I feel the need to share something; something I’m not proud of but which has been so helpful to me that I confess it here. I’m probably going to say this badly. Please forgive my stumbling. Just know that it comes from my heart. I go back and read some of my older posts and I hear a woman who is bitter and angry with her h. One who, in spite of efforts to the contrary, still was laying blame at his feet for our troubles. Frankly, those posts are embarrassing now.
Turnaround happened when I realized I had to give all that up. Hurt and frustration were blinding me. I realized something about myself that I found distasteful. I was wanting my h to feel some sense of contrition, to see his role in all this the way I saw it. I wanted him to change his ways because of a realization of how badly he had been treating me. I wanted him to feel bad about it. I took a long hard, painful look at myself and did some serious, heartfelt thinking about whether there was any real benefit or hope of long-term future change in trying to achieve this. Was this what I really did want? The answer was no.
I wanted our loving marriage back. I couldn’t feel so bad about what was happening in our relationship if I didn’t love him as much as I did. More than anything else I wanted him to know how much I loved him. I wanted to really know how he felt about me and if he had the same desires I did for our marriage. That’s where I started the conversation we had a few weeks ago. I was scared to death….foolishly, I might add. From there the conversation took its own course.
I am so much back in love with my husband, even more than when we first married. Sexual desire? Not a problem anymore; no extraordinary measures needed to have sex. It all comes as easily and naturally as I remember it from many years ago. We’re back to looking at each other through eyes which really see each other as that person we love. I no longer see him as the person my earlier deluded mind saw.
My husband is the same person he was before our conversation. His behavior isn’t that much different. But I see the love now, not so much because he made dramatic changes but because I changed the way I looked at him. There are selfish, uncaring people out there, but my spouse isn’t one of them. I have always seen him treating others with selflessness and sincere concern. Why would I think he wished to treat me any differently than the way he treated people whom he hadn’t pledged to live his life with? (Because I'm the slow kid in class. Okay, I admit it! Michelle was right. [That reference is to an earlier post. But I'm slow, so I don't know how to link posts.])
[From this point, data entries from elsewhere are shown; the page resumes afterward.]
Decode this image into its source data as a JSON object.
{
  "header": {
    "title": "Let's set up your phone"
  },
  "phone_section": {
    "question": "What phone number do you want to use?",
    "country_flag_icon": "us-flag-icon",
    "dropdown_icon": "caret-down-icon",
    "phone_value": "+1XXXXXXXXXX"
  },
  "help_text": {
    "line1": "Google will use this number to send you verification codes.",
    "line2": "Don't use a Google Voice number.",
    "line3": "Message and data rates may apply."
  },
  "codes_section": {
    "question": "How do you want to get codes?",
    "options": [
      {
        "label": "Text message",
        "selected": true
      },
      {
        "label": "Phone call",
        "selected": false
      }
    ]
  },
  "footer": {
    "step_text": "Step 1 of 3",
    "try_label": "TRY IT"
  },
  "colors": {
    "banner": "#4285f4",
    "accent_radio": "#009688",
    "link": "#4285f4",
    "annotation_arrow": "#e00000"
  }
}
That conversation, in which we truly looked at each other again, has done more for me than a year of individual therapy, antidepressants, couples therapy (which btw left me thinking my h only married me because he didn’t think anyone else would come along!), or anything else I had tried. I had to reconnect myself with the profound love and care I had for my friend and lover of so many years. I had to see him as he really was rather than the image I had created of him.
I freely admit that I am a woman in love and my image of my husband is probably just as delusional now. But if so, I like this delusion so much better!
I don’t think it matters if you are the sex-starved spouse, or the emotional-support-starved spouse, or the I-need-someone-else-to-balance-the-checkbook-sometimes-starved spouse! It matters that you want to reconnect with your spouse in whatever way it takes.
In hindsight (which is 20-20, I know), all of this with my h had little to do with how much sex, how much emotional support, how much whatever. It had everything to do with how much I loved him and how much more I wanted to fully experience that love rather than hang onto my sense of being wronged. It was only then that I could really move forward and talk to my husband from the depths of my heart.
I’m not saying this very well. Nopkins and Michelle say it better and shorter in Corri’s Diving In post.